Augmented Reality Emerges as Tool for Engineering Design

Posted On April 17, 2017 By Angelo Gentile
a designer uses augmented reality on motorcycle
Motorcyle design reimagined with augmented reality. Photo: Mechanical Engineering Magazine

Virtual reality (VR) may be garnering a lot of media buzz these days, but augmented reality (AR) is gaining traction as a technology that offers practical applications for engineers, designers, and technicians. Big names are getting involved, too, including Microsoft and Autodesk, which have recently teamed up to pair Microsoft’s HoloLens AR headset with Autodesk’s Fusion 360 engineering design software.

Though still in the formative stages of development, AR-enhanced design software will help developers to visualize designs, view CAD model holograms, and see how new or replacement components and parts might fit on existing products. A recent article in Mechanical Engineering Magazine, for example, showed how AR allowed designers to visualize new motorcycle cladding and a fuel tank cover on an existing bike (see photo).

How does AR work?

Unlike VR, in which you put on glasses or a headset to fully immerse yourself in a virtual world, AR taps into technology to enhance the world around you. Also using glasses or a headset, AR dangles text, graphics, or video into users’ visual fields that describes, or augments, what they are looking at.

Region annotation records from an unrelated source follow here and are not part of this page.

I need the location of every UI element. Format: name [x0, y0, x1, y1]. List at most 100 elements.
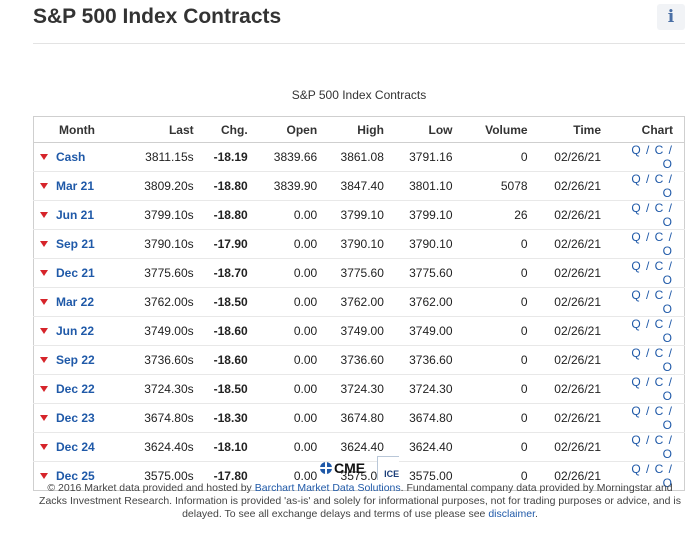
- chart-links[interactable]: Q / C / O: [631, 462, 673, 490]
- cell-change: -18.70: [203, 258, 258, 288]
- barchart-link[interactable]: Barchart Market Data Solutions: [254, 482, 401, 494]
- footer-disclaimer: © 2016 Market data provided and hosted b…: [35, 482, 685, 521]
- cell-month: Sep 22: [33, 345, 135, 375]
- chart-links[interactable]: Q / C / O: [631, 288, 673, 316]
- contract-link[interactable]: Mar 22: [56, 295, 95, 309]
- cell-open: 0.00: [257, 461, 328, 491]
- cell-high: 3736.60: [327, 345, 394, 375]
- cell-high: 3575.00: [327, 461, 394, 491]
- cell-time: 02/26/21: [537, 345, 612, 375]
- cell-month: Dec 23: [33, 403, 135, 433]
- cell-chart: Q / C / O: [611, 200, 685, 230]
- cell-chart: Q / C / O: [611, 142, 685, 172]
- contract-link[interactable]: Dec 23: [56, 411, 95, 425]
- cell-open: 0.00: [257, 287, 328, 317]
- cell-volume: 26: [462, 200, 538, 230]
- down-arrow-icon: [40, 385, 48, 392]
- footer-text-part-2: . Fundamental company data provided by M…: [39, 482, 681, 520]
- chart-links[interactable]: Q / C / O: [631, 346, 673, 374]
- cell-high: 3790.10: [327, 229, 394, 259]
- table-row: Dec 23 3674.80s -18.30 0.00 3674.80 3674.80 0 0…: [33, 403, 685, 433]
- contract-link[interactable]: Jun 22: [56, 324, 95, 338]
- cell-volume: 0: [462, 316, 538, 346]
- cell-low: 3736.60: [393, 345, 463, 375]
- cell-volume: 0: [462, 287, 538, 317]
- cell-low: 3791.16: [393, 142, 463, 172]
- cell-last: 3674.80s: [134, 403, 204, 433]
- chart-links[interactable]: Q / C / O: [631, 230, 673, 258]
- title-divider: [33, 43, 685, 44]
- chart-links[interactable]: Q / C / O: [631, 143, 673, 171]
- contract-link[interactable]: Mar 21: [56, 179, 95, 193]
- cell-low: 3790.10: [393, 229, 463, 259]
- column-header-month[interactable]: Month: [33, 116, 135, 143]
- column-header-chg[interactable]: Chg.: [203, 116, 258, 143]
- disclaimer-link[interactable]: disclaimer: [488, 508, 536, 520]
- cell-high: 3724.30: [327, 374, 394, 404]
- contract-link[interactable]: Dec 22: [56, 382, 95, 396]
- cell-open: 0.00: [257, 345, 328, 375]
- cell-low: 3575.00: [393, 461, 463, 491]
- cell-high: 3861.08: [327, 142, 394, 172]
- cell-month: Dec 24: [33, 432, 135, 462]
- contract-link[interactable]: Sep 22: [56, 353, 95, 367]
- column-header-volume[interactable]: Volume: [462, 116, 538, 143]
- chart-links[interactable]: Q / C / O: [631, 433, 673, 461]
- column-header-high[interactable]: High: [327, 116, 394, 143]
- cell-volume: 0: [462, 461, 538, 491]
- cell-change: -18.19: [203, 142, 258, 172]
- cell-low: 3724.30: [393, 374, 463, 404]
- down-arrow-icon: [40, 472, 48, 479]
- cell-chart: Q / C / O: [611, 374, 685, 404]
- contract-link[interactable]: Jun 21: [56, 208, 95, 222]
- cell-high: 3847.40: [327, 171, 394, 201]
- table-row: Sep 22 3736.60s -18.60 0.00 3736.60 3736.60 0 0…: [33, 345, 685, 375]
- cell-month: Dec 21: [33, 258, 135, 288]
- cell-change: -18.50: [203, 374, 258, 404]
- table-row: Cash 3811.15s -18.19 3839.66 3861.08 3791.16 0…: [33, 142, 685, 172]
- cell-volume: 0: [462, 374, 538, 404]
- cell-open: 0.00: [257, 374, 328, 404]
- chart-links[interactable]: Q / C / O: [631, 201, 673, 229]
- down-arrow-icon: [40, 443, 48, 450]
- cell-time: 02/26/21: [537, 229, 612, 259]
- chart-links[interactable]: Q / C / O: [631, 375, 673, 403]
- cell-high: 3775.60: [327, 258, 394, 288]
- cell-last: 3809.20s: [134, 171, 204, 201]
- column-header-low[interactable]: Low: [393, 116, 463, 143]
- cell-last: 3736.60s: [134, 345, 204, 375]
- column-header-open[interactable]: Open: [257, 116, 328, 143]
- footer-text-part-3: .: [535, 508, 538, 520]
- cell-time: 02/26/21: [537, 403, 612, 433]
- column-header-time[interactable]: Time: [537, 116, 612, 143]
- cell-open: 0.00: [257, 403, 328, 433]
- cell-volume: 0: [462, 345, 538, 375]
- chart-links[interactable]: Q / C / O: [631, 172, 673, 200]
- chart-links[interactable]: Q / C / O: [631, 317, 673, 345]
- cell-last: 3775.60s: [134, 258, 204, 288]
- cell-month: Cash: [33, 142, 135, 172]
- contract-link[interactable]: Sep 21: [56, 237, 95, 251]
- contract-link[interactable]: Dec 21: [56, 266, 95, 280]
- info-icon[interactable]: i: [657, 4, 685, 30]
- column-header-last[interactable]: Last: [134, 116, 204, 143]
- contract-link[interactable]: Dec 25: [56, 469, 95, 483]
- cell-last: 3624.40s: [134, 432, 204, 462]
- cell-last: 3790.10s: [134, 229, 204, 259]
- cell-change: -17.80: [203, 461, 258, 491]
- cell-volume: 0: [462, 258, 538, 288]
- cell-last: 3762.00s: [134, 287, 204, 317]
- table-body: Cash 3811.15s -18.19 3839.66 3861.08 3791.16 0…: [33, 142, 685, 491]
- contract-link[interactable]: Dec 24: [56, 440, 95, 454]
- chart-links[interactable]: Q / C / O: [631, 404, 673, 432]
- chart-links[interactable]: Q / C / O: [631, 259, 673, 287]
- cell-chart: Q / C / O: [611, 403, 685, 433]
- page-title: S&P 500 Index Contracts: [33, 5, 282, 28]
- cell-change: -18.60: [203, 316, 258, 346]
- contract-link[interactable]: Cash: [56, 150, 86, 164]
- cell-high: 3762.00: [327, 287, 394, 317]
- exchange-logos: CME ICE: [320, 456, 399, 482]
- table-caption: S&P 500 Index Contracts: [291, 88, 427, 102]
- cell-last: 3749.00s: [134, 316, 204, 346]
- cell-low: 3801.10: [393, 171, 463, 201]
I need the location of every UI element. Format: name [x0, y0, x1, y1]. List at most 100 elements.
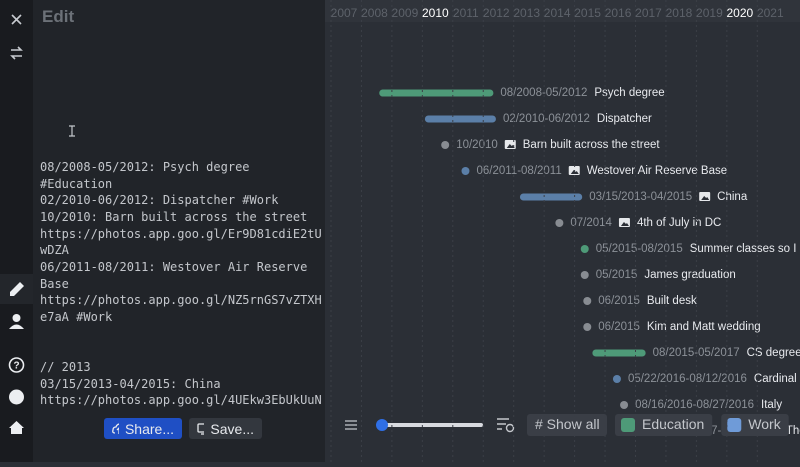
swap-icon[interactable]	[10, 46, 23, 60]
event-date: 08/16/2016-08/27/2016	[635, 399, 754, 411]
edit-icon[interactable]	[10, 282, 24, 296]
year-label: 2018	[666, 6, 693, 20]
sidebar: ?	[0, 0, 33, 462]
tag-button-bg	[615, 414, 713, 436]
event-dot[interactable]	[461, 167, 470, 175]
event-title: Westover Air Reserve Base	[587, 165, 727, 177]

AR has actually been around since the 1990s when two Boeing researchers created a simpler way to convey aircraft wiring instructions by overlaying computer-represented text and graphics on real-world images. The engineers created a virtual service manual that eliminated the need to lug around voluminous paper manuals.

Since that time, AR examples now abound:

  • Pokemon Go, last summer’s gaming craze, which blends the real world with a virtual one, is one of the better known examples of consumer AR, enabling gamers to find digital characters in the real world.
  • One AR application enables auto mechanics to gaze through headsets for visual guidance as they repair car engines.
  • An AR helmet for construction workers displays information about construction sites, bringing the components of the digital world into the workers’ perceived real world.
  • AR is used by Mercedes-Benz Vans to overlay digital crash simulation data on physical crash vehicles.

Though still in its early days, AR promises to help re-write the rules of product development.